Una striscia scura sospesa sopra l'orizzonte. Oltre la distesa blu scuro del mare appaiono le costiere frastagliate di roccia chiara bordate di bianchissima schiuma, e un entroterra che è come un mondo in miniatura: lievi vallate e rilievi, tatuati con minuzia dai muri a secco e sparse fattorie bianche.E sopra tutto, infinita, la gariga. Un deserto di arbusti contorti e cespugli fioriti, e qua e là, le macchie bianche di rocce isolate. E, continuo, il lento ondeggiare delle erbe. Eppure questa tundra di cruda vegetazione è ricca di vita, ed è forse il suo aspetto apparentemente inospitale che l'ha resa invulnerabile agli assalti del turismo selvaggio. Ha il fascino di una rude e aspra natura, che investe il visitatore con tutta la sua bellezza.

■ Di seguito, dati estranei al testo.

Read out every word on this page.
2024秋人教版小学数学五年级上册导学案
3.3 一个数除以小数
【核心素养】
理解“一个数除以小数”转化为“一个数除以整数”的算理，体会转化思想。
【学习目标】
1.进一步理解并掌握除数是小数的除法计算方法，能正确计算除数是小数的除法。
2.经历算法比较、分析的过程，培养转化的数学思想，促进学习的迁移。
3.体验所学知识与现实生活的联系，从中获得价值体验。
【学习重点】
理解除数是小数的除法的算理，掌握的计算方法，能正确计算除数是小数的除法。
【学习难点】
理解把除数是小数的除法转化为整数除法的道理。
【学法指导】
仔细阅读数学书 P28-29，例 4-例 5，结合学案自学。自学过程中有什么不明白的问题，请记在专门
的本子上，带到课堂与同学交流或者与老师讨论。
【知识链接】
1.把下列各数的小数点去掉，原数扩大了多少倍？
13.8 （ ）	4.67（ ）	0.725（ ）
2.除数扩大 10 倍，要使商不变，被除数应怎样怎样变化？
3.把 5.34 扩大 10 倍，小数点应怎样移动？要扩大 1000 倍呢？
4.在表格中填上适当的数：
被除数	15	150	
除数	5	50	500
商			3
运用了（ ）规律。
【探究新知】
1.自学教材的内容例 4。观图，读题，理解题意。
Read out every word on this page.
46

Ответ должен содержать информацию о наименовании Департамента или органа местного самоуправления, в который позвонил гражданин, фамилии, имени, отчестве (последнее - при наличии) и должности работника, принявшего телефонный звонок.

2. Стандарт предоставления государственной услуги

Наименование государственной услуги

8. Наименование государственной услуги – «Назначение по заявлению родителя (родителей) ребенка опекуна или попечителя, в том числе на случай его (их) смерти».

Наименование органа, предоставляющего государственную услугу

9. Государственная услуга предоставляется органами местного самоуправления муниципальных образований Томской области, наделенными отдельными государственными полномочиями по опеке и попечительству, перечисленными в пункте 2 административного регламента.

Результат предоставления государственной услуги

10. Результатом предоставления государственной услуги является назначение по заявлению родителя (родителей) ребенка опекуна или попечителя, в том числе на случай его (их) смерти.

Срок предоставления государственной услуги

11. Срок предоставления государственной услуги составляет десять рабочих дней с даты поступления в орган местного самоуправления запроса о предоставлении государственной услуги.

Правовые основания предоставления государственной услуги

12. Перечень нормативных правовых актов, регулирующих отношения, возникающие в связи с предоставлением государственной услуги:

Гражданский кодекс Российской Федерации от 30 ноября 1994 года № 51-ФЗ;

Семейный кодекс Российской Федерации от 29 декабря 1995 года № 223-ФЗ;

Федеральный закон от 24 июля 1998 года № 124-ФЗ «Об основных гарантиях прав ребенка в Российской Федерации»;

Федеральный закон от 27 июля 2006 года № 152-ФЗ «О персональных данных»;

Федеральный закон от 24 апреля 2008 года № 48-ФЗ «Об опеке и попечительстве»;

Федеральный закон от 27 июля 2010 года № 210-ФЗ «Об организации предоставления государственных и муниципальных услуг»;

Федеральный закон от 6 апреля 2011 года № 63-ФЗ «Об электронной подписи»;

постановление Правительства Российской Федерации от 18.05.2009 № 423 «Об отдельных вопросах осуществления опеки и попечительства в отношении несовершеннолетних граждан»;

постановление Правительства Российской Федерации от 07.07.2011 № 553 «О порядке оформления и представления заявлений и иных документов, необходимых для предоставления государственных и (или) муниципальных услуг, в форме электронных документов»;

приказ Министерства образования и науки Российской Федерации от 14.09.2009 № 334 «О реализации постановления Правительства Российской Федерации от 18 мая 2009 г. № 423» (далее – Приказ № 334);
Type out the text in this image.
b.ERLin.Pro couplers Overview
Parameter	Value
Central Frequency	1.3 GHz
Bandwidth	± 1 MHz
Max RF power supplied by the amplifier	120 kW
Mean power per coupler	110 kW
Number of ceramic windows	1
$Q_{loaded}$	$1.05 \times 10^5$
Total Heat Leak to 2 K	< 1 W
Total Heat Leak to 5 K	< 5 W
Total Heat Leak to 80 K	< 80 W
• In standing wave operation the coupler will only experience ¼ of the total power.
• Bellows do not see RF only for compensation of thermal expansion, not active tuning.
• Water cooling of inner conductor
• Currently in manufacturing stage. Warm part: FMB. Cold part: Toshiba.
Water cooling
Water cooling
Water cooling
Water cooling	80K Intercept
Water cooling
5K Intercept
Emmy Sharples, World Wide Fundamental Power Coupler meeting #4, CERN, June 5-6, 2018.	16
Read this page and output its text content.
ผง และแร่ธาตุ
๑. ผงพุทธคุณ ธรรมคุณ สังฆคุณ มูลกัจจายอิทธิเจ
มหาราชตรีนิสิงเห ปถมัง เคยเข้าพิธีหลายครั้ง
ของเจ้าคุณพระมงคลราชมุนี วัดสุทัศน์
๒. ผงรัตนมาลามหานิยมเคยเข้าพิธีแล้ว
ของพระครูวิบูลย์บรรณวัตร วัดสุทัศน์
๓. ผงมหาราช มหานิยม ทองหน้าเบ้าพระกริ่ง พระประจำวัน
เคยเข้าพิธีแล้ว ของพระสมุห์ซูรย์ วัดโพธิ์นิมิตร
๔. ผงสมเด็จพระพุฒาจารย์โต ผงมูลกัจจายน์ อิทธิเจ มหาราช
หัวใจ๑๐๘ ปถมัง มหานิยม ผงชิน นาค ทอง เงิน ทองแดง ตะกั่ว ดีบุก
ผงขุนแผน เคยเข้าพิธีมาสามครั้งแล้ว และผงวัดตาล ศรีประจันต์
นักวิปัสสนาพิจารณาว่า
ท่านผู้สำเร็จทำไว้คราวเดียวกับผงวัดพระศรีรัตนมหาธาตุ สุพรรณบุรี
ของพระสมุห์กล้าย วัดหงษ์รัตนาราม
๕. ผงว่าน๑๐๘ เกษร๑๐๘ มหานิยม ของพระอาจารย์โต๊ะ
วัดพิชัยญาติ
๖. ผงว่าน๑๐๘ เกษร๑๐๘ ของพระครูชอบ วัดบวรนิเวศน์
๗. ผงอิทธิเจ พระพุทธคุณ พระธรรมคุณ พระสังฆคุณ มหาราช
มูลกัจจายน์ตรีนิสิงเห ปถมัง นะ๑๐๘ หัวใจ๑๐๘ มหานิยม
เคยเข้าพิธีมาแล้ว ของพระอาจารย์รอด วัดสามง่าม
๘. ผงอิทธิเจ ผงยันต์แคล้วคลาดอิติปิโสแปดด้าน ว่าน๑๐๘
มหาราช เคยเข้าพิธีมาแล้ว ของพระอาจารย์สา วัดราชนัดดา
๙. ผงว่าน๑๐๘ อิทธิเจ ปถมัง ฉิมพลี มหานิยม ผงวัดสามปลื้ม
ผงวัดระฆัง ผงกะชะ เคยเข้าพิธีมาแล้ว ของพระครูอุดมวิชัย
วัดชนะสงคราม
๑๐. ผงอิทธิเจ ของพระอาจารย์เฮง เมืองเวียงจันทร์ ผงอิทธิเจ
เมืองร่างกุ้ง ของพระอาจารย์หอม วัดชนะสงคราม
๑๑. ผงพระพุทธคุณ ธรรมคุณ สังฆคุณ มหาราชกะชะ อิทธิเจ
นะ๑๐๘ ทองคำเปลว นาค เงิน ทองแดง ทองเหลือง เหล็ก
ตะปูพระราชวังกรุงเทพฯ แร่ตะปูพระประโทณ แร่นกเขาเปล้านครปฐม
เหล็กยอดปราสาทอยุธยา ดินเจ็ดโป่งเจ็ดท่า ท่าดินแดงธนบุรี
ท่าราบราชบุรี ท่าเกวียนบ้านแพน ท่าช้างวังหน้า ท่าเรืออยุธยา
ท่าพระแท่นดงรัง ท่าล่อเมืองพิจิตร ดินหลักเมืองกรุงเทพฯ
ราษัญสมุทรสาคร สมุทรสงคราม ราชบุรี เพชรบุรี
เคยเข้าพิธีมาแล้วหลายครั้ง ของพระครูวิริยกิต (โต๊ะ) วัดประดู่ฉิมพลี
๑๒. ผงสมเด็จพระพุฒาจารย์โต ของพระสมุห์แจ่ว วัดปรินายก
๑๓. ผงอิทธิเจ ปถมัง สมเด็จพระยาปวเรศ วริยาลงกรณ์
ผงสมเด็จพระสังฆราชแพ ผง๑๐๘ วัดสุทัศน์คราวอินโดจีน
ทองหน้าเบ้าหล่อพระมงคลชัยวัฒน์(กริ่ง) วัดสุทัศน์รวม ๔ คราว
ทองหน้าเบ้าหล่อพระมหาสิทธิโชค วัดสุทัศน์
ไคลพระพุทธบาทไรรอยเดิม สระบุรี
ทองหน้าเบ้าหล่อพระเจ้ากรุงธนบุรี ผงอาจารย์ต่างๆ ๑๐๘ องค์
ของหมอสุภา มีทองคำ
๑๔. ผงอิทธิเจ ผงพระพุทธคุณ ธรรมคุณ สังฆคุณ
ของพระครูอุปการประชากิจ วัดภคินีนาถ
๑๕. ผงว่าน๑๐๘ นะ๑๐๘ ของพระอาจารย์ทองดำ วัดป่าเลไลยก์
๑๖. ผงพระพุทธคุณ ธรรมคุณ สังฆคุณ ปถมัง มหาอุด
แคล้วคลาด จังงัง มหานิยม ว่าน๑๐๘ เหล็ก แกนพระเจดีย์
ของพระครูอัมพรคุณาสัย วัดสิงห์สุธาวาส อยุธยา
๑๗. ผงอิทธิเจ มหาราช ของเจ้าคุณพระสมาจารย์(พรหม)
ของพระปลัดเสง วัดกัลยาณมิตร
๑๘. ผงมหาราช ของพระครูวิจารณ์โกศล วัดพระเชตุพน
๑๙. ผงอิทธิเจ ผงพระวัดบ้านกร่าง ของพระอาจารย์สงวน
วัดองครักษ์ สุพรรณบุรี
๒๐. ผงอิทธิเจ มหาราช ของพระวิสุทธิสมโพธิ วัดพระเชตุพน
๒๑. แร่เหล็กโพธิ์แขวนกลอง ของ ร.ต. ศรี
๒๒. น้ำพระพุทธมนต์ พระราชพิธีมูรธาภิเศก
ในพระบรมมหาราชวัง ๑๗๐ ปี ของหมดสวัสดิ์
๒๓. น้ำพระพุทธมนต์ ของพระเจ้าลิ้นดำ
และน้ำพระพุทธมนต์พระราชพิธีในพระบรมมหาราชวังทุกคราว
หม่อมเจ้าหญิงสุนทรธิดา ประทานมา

Il vento mescola i profumi del mirto, del timo, della salvia, del finocchio selvatico, della menta, del cardo e dell'origano. E il sole, quando è basso esalta le tonalità del verde degli ulivi, dei fichi d'india, degli oleandri, delle palme, dei capperi, delle viti, dei pini marittimi e della quercia spinosa.